Well, this is tricky. Part of the issue is what does the symbol $\sqrt{\cdot}$ mean? If $a$ is a positive real number, we denote by $\sqrt{a}$ the positive real number whose square is $a$. Usually, if we want a square root of a negative or complex number, we have to be very specific about which square root. For example, we usually say $i$ is the square root of $-1$, but this isn't quite right, since $-i$ is also a square root of $-1$.
In calculus, when dealing with functions of real variables, we don't want to get into this sticky territory, so we say that the domain of the function $f(x) = \sqrt{x}$ is the set of non-negative reals. Therefore, if we want to take a limit as $x$ goes to $0$, we can only consider paths to $0$ that lie within the domain of the function. In this case, that means we can only take a 'right hand' limit.

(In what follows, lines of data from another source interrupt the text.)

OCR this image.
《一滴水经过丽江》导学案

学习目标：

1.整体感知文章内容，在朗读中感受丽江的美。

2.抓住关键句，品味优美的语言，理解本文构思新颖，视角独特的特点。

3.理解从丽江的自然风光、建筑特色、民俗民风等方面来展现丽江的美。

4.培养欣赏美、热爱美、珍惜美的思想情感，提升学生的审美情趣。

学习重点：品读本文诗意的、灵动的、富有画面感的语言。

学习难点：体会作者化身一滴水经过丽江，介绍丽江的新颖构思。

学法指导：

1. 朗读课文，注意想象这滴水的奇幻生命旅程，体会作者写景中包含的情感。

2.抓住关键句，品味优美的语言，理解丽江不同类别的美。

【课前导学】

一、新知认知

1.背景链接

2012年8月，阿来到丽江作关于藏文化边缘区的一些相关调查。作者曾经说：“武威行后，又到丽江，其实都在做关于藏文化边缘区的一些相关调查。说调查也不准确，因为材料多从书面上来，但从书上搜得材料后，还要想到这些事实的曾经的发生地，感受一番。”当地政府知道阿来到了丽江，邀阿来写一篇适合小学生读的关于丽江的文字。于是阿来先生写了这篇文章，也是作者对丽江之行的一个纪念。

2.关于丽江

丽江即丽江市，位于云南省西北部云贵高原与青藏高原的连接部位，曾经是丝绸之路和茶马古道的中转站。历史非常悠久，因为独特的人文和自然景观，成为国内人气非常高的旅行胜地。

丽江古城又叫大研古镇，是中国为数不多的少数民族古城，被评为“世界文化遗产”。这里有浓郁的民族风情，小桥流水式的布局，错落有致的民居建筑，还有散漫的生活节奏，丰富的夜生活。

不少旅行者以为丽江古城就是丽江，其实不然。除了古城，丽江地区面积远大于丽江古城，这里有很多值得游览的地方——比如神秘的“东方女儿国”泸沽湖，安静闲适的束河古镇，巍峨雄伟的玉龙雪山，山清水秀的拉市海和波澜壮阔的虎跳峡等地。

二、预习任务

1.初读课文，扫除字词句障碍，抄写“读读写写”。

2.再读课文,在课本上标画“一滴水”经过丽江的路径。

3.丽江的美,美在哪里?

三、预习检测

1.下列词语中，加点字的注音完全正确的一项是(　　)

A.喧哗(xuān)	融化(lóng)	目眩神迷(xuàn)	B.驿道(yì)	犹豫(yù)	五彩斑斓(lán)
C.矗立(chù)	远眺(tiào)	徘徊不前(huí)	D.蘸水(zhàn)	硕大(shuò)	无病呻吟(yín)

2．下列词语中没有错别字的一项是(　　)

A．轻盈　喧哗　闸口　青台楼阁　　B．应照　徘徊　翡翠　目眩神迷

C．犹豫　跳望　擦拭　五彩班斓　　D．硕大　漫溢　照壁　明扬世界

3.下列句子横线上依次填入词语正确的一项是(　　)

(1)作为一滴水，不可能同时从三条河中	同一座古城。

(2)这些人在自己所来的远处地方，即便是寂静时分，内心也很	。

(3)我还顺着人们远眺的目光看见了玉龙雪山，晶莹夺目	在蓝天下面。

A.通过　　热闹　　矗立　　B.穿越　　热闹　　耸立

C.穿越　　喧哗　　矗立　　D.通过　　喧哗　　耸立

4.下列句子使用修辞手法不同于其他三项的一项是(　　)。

Interestingly, though, we could think of $f$ as a complex valued function, so taking a 'left hand' limit would give \begin{eqnarray*} \lim_{x\to 2^{-}} \sqrt{x-2} &=& \lim_{x\to 2^{-}} \\ &=&\lim_{x\to 2^-} \sqrt{(-1)(2-x)}\\ &=& \lim_{x\to 2^{-}} i\;\sqrt{2-x}\\ &=& i \cdot \lim_{x\to 2^{-}} \sqrt{2-x}\\ &=& 0, \end{eqnarray*} so, in a certain sense, everything checks out.